From our friends at SkyReport.com
It wasn't news the financial community wanted to hear from its satellite darling - EchoStar.
On Tuesday, EchoStar released what it and analysts called disappointing third quarter results. The lackluster numbers included ARPU of roughly $51 (below most Wall Street estimates) and subscriber growth of 285,000 (also below Street estimates).
Once the numbers were out, and Charlie Ergen and Co. pondered the results via a conference call with analysts, Wall Street sent the DISH stock down nearly 13 percent.
Was it the delay in releasing new products, such as SuperDISH? Did the company cut back advertising and promotion? Did DirecTV (which beat DISH Network's subscriber gains for the first time since 1Q 2002) pick up the customers EchoStar couldn't because of NFL Sunday Ticket? These questions and more were floated by numerous analysts.
The Wall Street reaction was so intense that it lead one analyst - Doug Shapiro of Banc of America Securities - to place the DISH stock as one of its top picks, giving it a "Buy" rating and a 12-month price target of $43. "While overall results were light, notably net adds and ARPU, we were shocked at the severity of the sell off," he said.
So, the superhero of the satellite business can have a financial quarter or two that aren't so good. But before people begin to think things will start coming up roses for satellite TV, there are significant challenges ahead for the business (and this applies just as much to DirecTV and VOOM as EchoStar, and perhaps competitors like GlobeCast and others).
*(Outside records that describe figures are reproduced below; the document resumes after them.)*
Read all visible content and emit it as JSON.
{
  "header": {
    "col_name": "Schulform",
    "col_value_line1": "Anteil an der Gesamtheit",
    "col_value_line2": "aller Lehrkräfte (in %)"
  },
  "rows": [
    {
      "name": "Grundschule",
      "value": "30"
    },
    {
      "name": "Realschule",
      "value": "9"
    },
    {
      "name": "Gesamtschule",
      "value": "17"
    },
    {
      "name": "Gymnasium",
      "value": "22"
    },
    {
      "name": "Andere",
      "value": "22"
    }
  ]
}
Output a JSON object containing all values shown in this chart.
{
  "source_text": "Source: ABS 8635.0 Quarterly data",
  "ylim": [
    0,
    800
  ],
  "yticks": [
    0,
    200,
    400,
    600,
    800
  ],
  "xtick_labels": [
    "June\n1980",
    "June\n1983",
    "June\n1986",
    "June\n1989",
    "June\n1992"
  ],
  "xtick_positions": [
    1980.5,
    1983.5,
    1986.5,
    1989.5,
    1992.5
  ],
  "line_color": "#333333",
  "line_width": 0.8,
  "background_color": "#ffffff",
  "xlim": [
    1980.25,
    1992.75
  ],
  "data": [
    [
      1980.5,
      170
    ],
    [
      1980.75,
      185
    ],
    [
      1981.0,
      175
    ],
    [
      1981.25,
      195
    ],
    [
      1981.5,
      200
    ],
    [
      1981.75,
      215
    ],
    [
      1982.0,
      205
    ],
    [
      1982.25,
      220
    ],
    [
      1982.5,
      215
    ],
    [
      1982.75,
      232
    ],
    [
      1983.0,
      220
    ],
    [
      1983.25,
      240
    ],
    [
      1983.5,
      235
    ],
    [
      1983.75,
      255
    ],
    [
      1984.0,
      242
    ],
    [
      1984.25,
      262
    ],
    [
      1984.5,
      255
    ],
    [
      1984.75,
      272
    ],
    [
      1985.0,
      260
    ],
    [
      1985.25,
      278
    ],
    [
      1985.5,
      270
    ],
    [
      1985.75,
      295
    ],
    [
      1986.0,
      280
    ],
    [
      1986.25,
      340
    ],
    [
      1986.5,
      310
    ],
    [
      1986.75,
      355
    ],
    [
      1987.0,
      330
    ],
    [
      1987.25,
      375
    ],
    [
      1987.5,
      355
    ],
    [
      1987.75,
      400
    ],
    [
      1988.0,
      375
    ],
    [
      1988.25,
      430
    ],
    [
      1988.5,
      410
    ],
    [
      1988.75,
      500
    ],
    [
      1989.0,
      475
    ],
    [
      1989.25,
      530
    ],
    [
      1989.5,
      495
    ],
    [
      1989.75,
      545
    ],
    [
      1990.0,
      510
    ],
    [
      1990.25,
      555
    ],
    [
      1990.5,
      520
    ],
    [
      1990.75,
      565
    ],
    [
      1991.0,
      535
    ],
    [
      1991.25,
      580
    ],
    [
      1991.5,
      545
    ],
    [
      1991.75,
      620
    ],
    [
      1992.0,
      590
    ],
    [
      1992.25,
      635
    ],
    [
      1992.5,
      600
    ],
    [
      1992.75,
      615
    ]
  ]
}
Satellite TV companies are poised to expand their slate of offerings, and that's going to increase SAC (subscriber acquisition costs).
DirecTV's $99 promotion for receivers covering up to three rooms, including a DVR, helped the satellite TV company's recent net subscriber additions. But it came at a cost: SG Cowen said there's a subsidy of up to $425 on the deal, which drove SAC to $590.
EchoStar's SAC for the third quarter was around $500, an improvement over the $537 reported during the same period last year. SG Cowen predicts EchoStar's SAC to gradually rise to $574 by 2007.
With additional hardware subsidies and subsidized professional installs for equipment that's going to be much more complex to place on roofs and in the living room, services are going to record higher SAC. And SAC is going to rise while companies deal with more intense competition from cable, and pressure to keep prices down for consumers while they deal with things such as rising programming costs.
This all doesn't mean EchoStar won't be the apple in a lot of analyst eyes. But it's not going to get any easier for DISH, which Ergen admitted "didn't execute as a company."